Он снова был голоден. Может, Мэгги и права: может, оно лучше отказывать себе во всем, воздерживаться и воздерживаться, чем сдаться, а потом начинать все сначала. Какая-то старуха катилась с отвала, тщетно пытаясь удержать деревянные салазки, полные угля. Казалось, салазки вот-вот вырвутся у нее из рук или увлекут ее вниз вместе с собой.

– О, господи! Дайте-ка мне эту штуку, – сказал Гиллон, и по выражению лица старухи понял: она решила, что он сейчас отберет у нее салазки.

– Убирайся от меня! – крикнула она. – Убирайся.

– Я хочу помочь вам, – сказал Гиллон, но снова увидел выражение ее глаз и умолк. Он еле удержался, чтобы не ударить ее. – А ну, валяй, сыпь вниз, пока я в самом деле не отобрал у тебя салазки, сыпь с глаз долой, мне тошно на тебя смотреть.

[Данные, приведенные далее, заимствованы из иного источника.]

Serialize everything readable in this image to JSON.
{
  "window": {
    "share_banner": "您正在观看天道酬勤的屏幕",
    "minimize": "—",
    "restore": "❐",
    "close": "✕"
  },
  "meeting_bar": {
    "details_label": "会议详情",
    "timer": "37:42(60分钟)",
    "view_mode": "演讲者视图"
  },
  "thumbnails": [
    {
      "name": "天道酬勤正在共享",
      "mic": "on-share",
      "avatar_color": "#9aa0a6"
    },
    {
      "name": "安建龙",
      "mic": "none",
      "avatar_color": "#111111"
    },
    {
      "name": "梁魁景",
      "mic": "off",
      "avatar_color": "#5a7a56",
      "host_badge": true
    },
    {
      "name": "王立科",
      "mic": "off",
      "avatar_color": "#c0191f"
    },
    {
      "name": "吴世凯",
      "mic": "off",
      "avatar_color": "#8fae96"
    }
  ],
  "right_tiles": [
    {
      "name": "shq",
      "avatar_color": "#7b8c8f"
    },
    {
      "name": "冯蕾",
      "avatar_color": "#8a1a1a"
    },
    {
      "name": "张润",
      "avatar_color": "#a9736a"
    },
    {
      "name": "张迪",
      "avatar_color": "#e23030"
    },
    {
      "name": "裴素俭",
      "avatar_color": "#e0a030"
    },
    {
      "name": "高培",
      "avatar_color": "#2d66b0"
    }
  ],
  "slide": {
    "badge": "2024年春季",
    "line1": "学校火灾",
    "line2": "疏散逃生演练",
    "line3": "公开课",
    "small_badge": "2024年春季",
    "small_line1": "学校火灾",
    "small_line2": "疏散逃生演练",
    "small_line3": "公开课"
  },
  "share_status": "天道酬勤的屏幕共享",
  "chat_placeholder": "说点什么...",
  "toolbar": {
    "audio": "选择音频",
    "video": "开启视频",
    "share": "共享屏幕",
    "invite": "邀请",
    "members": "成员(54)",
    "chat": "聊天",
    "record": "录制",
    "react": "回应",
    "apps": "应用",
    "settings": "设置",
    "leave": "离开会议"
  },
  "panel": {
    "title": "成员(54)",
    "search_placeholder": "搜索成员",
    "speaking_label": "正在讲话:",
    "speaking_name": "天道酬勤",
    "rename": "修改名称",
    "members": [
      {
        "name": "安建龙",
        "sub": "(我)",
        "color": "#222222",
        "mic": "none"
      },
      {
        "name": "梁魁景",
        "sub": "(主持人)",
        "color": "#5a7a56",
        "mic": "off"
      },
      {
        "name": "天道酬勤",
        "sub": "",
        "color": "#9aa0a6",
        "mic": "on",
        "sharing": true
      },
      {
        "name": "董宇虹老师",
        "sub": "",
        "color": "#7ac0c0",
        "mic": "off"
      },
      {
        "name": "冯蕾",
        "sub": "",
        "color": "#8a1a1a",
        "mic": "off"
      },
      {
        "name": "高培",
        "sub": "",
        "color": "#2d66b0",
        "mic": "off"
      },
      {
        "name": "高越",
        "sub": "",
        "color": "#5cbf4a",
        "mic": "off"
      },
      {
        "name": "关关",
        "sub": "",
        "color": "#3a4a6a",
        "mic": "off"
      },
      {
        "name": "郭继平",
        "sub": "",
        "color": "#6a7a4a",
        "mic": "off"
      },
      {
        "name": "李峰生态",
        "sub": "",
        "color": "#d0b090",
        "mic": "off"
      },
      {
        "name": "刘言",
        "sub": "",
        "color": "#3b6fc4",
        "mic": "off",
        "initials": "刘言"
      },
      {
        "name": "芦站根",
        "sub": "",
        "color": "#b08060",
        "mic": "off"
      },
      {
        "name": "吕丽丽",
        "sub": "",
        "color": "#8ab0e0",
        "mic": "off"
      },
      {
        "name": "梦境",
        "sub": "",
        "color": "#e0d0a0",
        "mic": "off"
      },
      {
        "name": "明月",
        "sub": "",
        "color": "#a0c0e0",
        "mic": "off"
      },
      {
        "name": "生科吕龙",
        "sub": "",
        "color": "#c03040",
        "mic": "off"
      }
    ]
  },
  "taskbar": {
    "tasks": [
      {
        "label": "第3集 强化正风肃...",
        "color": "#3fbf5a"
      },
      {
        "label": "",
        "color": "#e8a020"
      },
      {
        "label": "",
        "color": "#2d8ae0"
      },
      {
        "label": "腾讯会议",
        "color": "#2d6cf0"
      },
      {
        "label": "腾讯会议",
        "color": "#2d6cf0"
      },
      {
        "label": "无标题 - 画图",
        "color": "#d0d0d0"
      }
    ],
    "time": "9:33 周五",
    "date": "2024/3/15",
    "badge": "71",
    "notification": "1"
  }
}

Ему и в самом деле стало тошно. Он перестал собирать уголь – ему было стыдно, что он накричал на старую женщину, стыдно, что он кружит по этому отвалу, точно стервятник у рыбного завода, дожидаясь, когда можно будет подобрать то, что выбросят. Вот как низко он пал. Он посмотрел вниз на поселок. Рыба сохла на крышах по всему Питманго, и в поселке пахло смертью и угольной пылью. Дальше, к северу, виднелось озеро Лох-Ливен, а за ним Ливенские горы, на которых еще осталась зелень там, где росли сосны, да бурые пятна ясеневых или дубовых рощ, тогда как вокруг все было белым-бело, под снегом лежала и пустошь.

Там (Гиллон знал) живут олени – в заповедниках, в парках; они бродят среди темных молчаливых сосен, сдирают кору с ясеней и осин, пасутся под дубами и березами, роют носом снег в поисках желудей и буковых орешков, стараясь набрать жира для предстоящей тяжелой зимней поры.

Они-то прокормятся – природа позаботится об этом. Порыв ветра взвихрил пыль, и горы скрылись из глаз; когда же Гиллон провел языком по губам, он снова почувствовал привкус шахты. Природа заботится о том, чтобы сохранить равновесие. Когда олени изголодаются, она их накормит.

Красное мясо и жилы, волокнистые мускулы и горячая густая кровь. Оленина – что-то есть притягательное в этом слове, подумал Гиллон. Ему захотелось мяса. Вот к чему повело то, что он съел яйцо. Вот чего требовало его тело.

Каждый шотландец, достойный называться таковым, имеет неотъемлемое право на мясо, когда плоть его того требует. Это не роскошь, это наследственная, древняя жажда мяса, рождающаяся где-то в недрах естества. Каждый шотландец, пока горы и пустоши Шотландии будут населены оленями, имеет право съесть по крайней мере одну косулю в своей жизни. Иначе, зачем же бог повелел ему родиться в Шотландии и где же она, справедливость, когда столько мяса бродит по шотландской траве?